Ему не хотелось смотреть на нее, и он угрюмо вытаращился на дверь.

– Увы, Тори, но смерть – это не достижение. И даже не инструмент.

Притворив за собой дверь в палату, Вик побрел по коридору. У сестринского поста остановился. Мария, измазав пальцы шоколадом, пыталась поддеть ногтем очередную конфету. Увидев Вика, она расплылась в маслянисто-коричневой улыбке, точно нефтяная медуза.

– Смелее, – сказал Вик.

В глазах Марии вспыхнула радость. Она быстро обшарила взглядом стол, ища салфетку. Ничего не найдя, взялась убирать шоколад с пальцев языком. Плечи Вика опять заелозили, явно намереваясь выскользнуть из одежды, а сам он замер с приклеенной улыбочкой.

Наконец блестевший пальчик медсестры коснулся значка.
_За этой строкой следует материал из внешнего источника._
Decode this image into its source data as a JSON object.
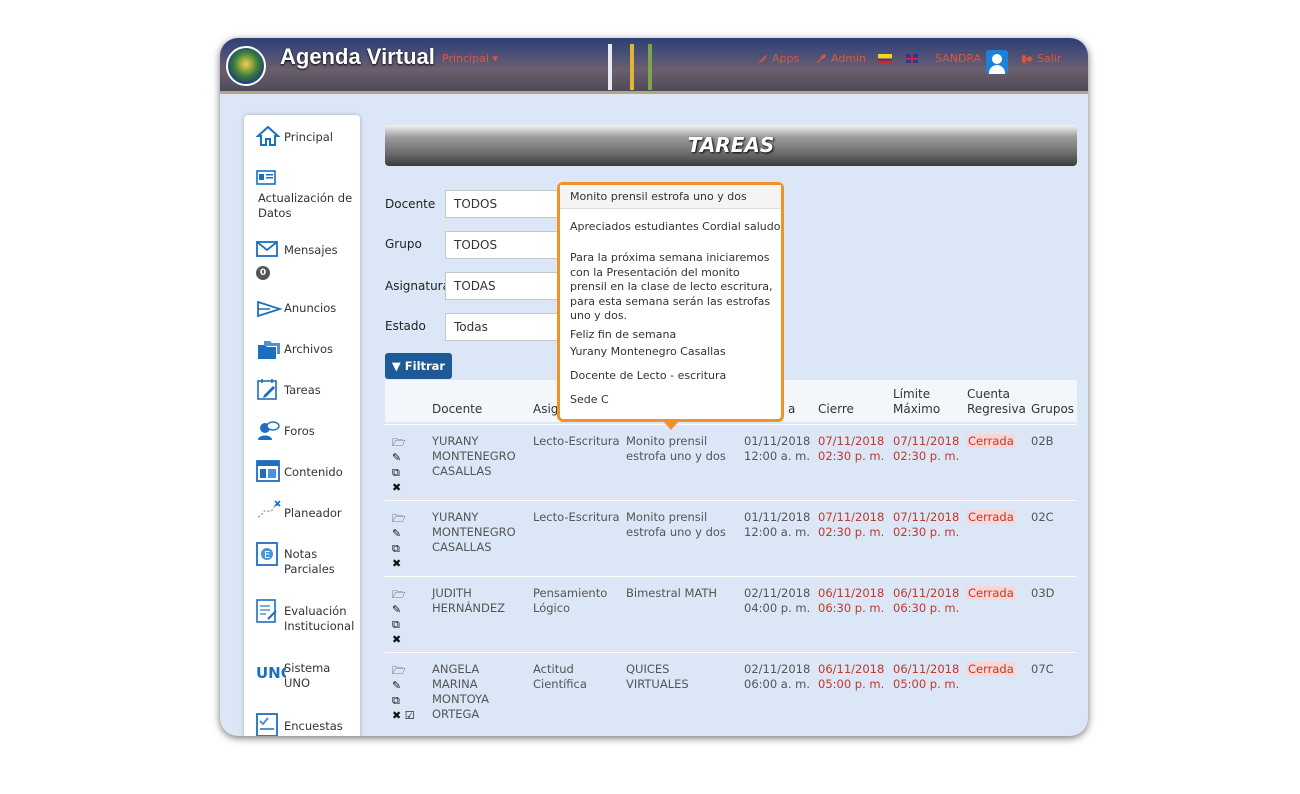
{
  "header": {
    "title": "Agenda Virtual",
    "nav_principal": "Principal",
    "apps": "Apps",
    "admin": "Admin",
    "user": "SANDRA",
    "salir": "Salir"
  },
  "sidebar": {
    "items": [
      {
        "label": "Principal",
        "icon": "home-icon"
      },
      {
        "label": "Actualización de Datos",
        "icon": "id-card-icon"
      },
      {
        "label": "Mensajes",
        "icon": "envelope-icon",
        "badge": "0"
      },
      {
        "label": "Anuncios",
        "icon": "megaphone-icon"
      },
      {
        "label": "Archivos",
        "icon": "folder-icon"
      },
      {
        "label": "Tareas",
        "icon": "calendar-edit-icon"
      },
      {
        "label": "Foros",
        "icon": "forum-icon"
      },
      {
        "label": "Contenido",
        "icon": "layout-icon"
      },
      {
        "label": "Planeador",
        "icon": "planner-icon"
      },
      {
        "label": "Notas Parciales",
        "icon": "grades-icon"
      },
      {
        "label": "Evaluación Institucional",
        "icon": "evaluation-icon"
      },
      {
        "label": "Sistema UNO",
        "icon": "uno-logo-icon"
      },
      {
        "label": "Encuestas",
        "icon": "survey-icon"
      }
    ]
  },
  "main": {
    "title": "TAREAS",
    "filters": [
      {
        "label": "Docente",
        "value": "TODOS"
      },
      {
        "label": "Grupo",
        "value": "TODOS"
      },
      {
        "label": "Asignatura",
        "value": "TODAS"
      },
      {
        "label": "Estado",
        "value": "Todas"
      }
    ],
    "filter_button": "Filtrar",
    "columns": {
      "docente": "Docente",
      "asignatura": "Asig",
      "fecha": "a",
      "cierre": "Cierre",
      "limite": "Límite Máximo",
      "cuenta": "Cuenta Regresiva",
      "grupos": "Grupos"
    },
    "rows": [
      {
        "docente": "YURANY MONTENEGRO CASALLAS",
        "asignatura": "Lecto-Escritura",
        "tarea": "Monito prensil estrofa uno y dos",
        "inicio": "01/11/2018 12:00 a. m.",
        "cierre": "07/11/2018 02:30 p. m.",
        "limite": "07/11/2018 02:30 p. m.",
        "estado": "Cerrada",
        "grupo": "02B"
      },
      {
        "docente": "YURANY MONTENEGRO CASALLAS",
        "asignatura": "Lecto-Escritura",
        "tarea": "Monito prensil estrofa uno y dos",
        "inicio": "01/11/2018 12:00 a. m.",
        "cierre": "07/11/2018 02:30 p. m.",
        "limite": "07/11/2018 02:30 p. m.",
        "estado": "Cerrada",
        "grupo": "02C"
      },
      {
        "docente": "JUDITH HERNÁNDEZ",
        "asignatura": "Pensamiento Lógico",
        "tarea": "Bimestral MATH",
        "inicio": "02/11/2018 04:00 p. m.",
        "cierre": "06/11/2018 06:30 p. m.",
        "limite": "06/11/2018 06:30 p. m.",
        "estado": "Cerrada",
        "grupo": "03D"
      },
      {
        "docente": "ANGELA MARINA MONTOYA ORTEGA",
        "asignatura": "Actitud Científica",
        "tarea": "QUICES VIRTUALES",
        "inicio": "02/11/2018 06:00 a. m.",
        "cierre": "06/11/2018 05:00 p. m.",
        "limite": "06/11/2018 05:00 p. m.",
        "estado": "Cerrada",
        "grupo": "07C"
      }
    ]
  },
  "tooltip": {
    "title": "Monito prensil estrofa uno y dos",
    "line1": "Apreciados estudiantes Cordial saludo",
    "para1": "Para la próxima semana iniciaremos con la Presentación del monito prensil en la clase de lecto escritura, para esta semana serán las estrofas uno y dos.",
    "line2": "Feliz fin de semana",
    "line3": "Yurany Montenegro Casallas",
    "line4": "Docente de Lecto - escritura",
    "line5": "Sede C"
  },
  "colors": {
    "accent": "#1e5a96",
    "tooltip_border": "#f0912a",
    "status_red": "#c0392b"
  }
}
– Тук-тук, – произнес Вик деревянным голосом.

– Кто там? – с готовностью спросила Мария.

– Это я, почтальон Печкин, принес заметку про вашего мертвого мальчика.

Глаза Вика выкатились, копируя беспомощный взгляд медсестры, а рот исторг смешок.
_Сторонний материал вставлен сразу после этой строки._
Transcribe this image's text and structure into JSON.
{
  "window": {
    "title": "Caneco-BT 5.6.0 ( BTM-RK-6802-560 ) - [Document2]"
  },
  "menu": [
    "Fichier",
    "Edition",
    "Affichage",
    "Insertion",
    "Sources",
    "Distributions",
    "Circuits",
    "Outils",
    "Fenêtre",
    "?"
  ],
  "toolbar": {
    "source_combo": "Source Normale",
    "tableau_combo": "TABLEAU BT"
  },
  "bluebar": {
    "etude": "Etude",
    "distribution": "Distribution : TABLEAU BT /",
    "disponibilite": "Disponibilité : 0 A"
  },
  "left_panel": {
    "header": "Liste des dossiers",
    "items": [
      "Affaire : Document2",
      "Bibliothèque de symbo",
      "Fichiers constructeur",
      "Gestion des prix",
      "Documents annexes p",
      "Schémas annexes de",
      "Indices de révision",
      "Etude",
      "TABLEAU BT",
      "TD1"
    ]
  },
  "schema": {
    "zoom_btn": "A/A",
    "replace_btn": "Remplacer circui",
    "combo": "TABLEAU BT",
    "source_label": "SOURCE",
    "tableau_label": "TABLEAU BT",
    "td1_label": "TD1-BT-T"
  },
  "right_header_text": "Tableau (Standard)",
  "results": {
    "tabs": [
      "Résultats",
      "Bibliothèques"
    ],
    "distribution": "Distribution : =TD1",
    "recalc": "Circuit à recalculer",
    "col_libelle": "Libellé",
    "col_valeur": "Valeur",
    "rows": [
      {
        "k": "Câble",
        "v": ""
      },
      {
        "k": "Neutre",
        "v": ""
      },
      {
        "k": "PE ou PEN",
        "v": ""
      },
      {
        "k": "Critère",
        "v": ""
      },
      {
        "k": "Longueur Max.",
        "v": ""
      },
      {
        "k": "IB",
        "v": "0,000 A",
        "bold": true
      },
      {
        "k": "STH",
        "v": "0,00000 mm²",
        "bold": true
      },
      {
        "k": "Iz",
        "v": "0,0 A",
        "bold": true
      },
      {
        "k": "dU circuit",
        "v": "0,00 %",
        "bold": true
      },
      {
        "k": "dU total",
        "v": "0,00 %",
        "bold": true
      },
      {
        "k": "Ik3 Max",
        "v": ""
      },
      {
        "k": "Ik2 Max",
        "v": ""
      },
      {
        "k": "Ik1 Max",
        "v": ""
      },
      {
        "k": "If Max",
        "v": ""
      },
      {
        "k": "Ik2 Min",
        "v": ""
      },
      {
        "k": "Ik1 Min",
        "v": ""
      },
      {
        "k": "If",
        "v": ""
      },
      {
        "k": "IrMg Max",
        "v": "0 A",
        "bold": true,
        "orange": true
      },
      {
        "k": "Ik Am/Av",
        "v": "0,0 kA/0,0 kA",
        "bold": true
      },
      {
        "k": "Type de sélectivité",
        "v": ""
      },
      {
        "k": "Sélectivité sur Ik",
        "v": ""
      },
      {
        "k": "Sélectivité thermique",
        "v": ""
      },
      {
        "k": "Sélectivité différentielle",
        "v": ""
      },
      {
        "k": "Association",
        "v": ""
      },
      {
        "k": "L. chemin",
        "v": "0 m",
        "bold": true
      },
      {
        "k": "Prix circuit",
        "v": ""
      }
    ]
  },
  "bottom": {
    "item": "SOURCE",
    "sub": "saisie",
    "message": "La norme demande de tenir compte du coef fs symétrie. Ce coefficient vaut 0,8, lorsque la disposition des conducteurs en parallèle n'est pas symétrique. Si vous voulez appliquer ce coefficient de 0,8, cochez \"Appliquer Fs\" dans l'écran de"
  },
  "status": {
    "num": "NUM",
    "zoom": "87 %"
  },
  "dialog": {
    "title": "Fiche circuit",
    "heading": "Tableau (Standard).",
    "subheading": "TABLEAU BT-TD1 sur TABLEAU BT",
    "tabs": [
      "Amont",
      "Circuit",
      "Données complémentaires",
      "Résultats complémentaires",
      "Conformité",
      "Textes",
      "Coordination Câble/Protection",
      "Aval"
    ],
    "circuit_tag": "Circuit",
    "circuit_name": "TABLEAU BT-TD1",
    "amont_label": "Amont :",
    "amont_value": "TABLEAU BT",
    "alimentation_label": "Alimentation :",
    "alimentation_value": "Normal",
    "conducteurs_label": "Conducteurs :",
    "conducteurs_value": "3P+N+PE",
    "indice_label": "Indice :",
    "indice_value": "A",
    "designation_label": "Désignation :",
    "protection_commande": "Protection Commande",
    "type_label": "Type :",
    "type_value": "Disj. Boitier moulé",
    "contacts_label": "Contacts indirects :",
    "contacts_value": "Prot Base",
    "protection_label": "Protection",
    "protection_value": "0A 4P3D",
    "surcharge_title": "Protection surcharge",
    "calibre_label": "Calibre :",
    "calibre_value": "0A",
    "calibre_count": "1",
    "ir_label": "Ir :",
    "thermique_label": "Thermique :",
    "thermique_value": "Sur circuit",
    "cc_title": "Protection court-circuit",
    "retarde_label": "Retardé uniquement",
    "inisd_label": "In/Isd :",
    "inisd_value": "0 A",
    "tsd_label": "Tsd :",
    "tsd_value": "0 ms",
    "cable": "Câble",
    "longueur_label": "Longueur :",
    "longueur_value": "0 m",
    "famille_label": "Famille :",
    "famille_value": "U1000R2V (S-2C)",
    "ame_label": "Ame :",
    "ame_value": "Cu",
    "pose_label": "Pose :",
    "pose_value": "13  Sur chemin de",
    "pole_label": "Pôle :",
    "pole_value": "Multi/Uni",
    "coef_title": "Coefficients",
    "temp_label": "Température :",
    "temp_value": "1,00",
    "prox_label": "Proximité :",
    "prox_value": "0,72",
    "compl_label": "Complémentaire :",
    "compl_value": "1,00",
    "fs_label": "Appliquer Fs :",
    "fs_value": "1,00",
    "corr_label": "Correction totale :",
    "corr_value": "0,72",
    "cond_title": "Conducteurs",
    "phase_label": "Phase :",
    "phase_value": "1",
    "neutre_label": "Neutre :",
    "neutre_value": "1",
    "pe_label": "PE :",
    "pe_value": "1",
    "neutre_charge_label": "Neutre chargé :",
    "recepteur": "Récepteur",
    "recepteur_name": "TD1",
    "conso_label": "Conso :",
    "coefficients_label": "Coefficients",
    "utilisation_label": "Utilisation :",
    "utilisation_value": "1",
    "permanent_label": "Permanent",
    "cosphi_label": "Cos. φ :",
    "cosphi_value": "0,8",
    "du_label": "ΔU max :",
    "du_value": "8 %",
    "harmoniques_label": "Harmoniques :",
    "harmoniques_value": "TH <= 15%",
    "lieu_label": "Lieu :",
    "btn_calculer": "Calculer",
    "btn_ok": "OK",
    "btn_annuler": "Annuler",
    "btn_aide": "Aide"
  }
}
Похохатывая, Вик направился в сторону лифтов.


3.

Вик вошел в просторный вестибюль банка, за которым начинались Главная Площадь Осквернения, Донорские Колодцы и Гильотинная. На Площади Осквернения занимались тем, что всячески размягчали клиентов, распевая дифирамбы Первому межрегиональному. В Донорских Колодцах предлагали вкусить финансовой амброзии, а в Гильотинной понемногу сдирали шкуру с тех, кто, заложив дом или машину, но не почку, теперь рыдал над счетами. Вик гордился прозвищами. Они звучали куда лучше, чем отдел кредитования или отдел взыскания недоимки.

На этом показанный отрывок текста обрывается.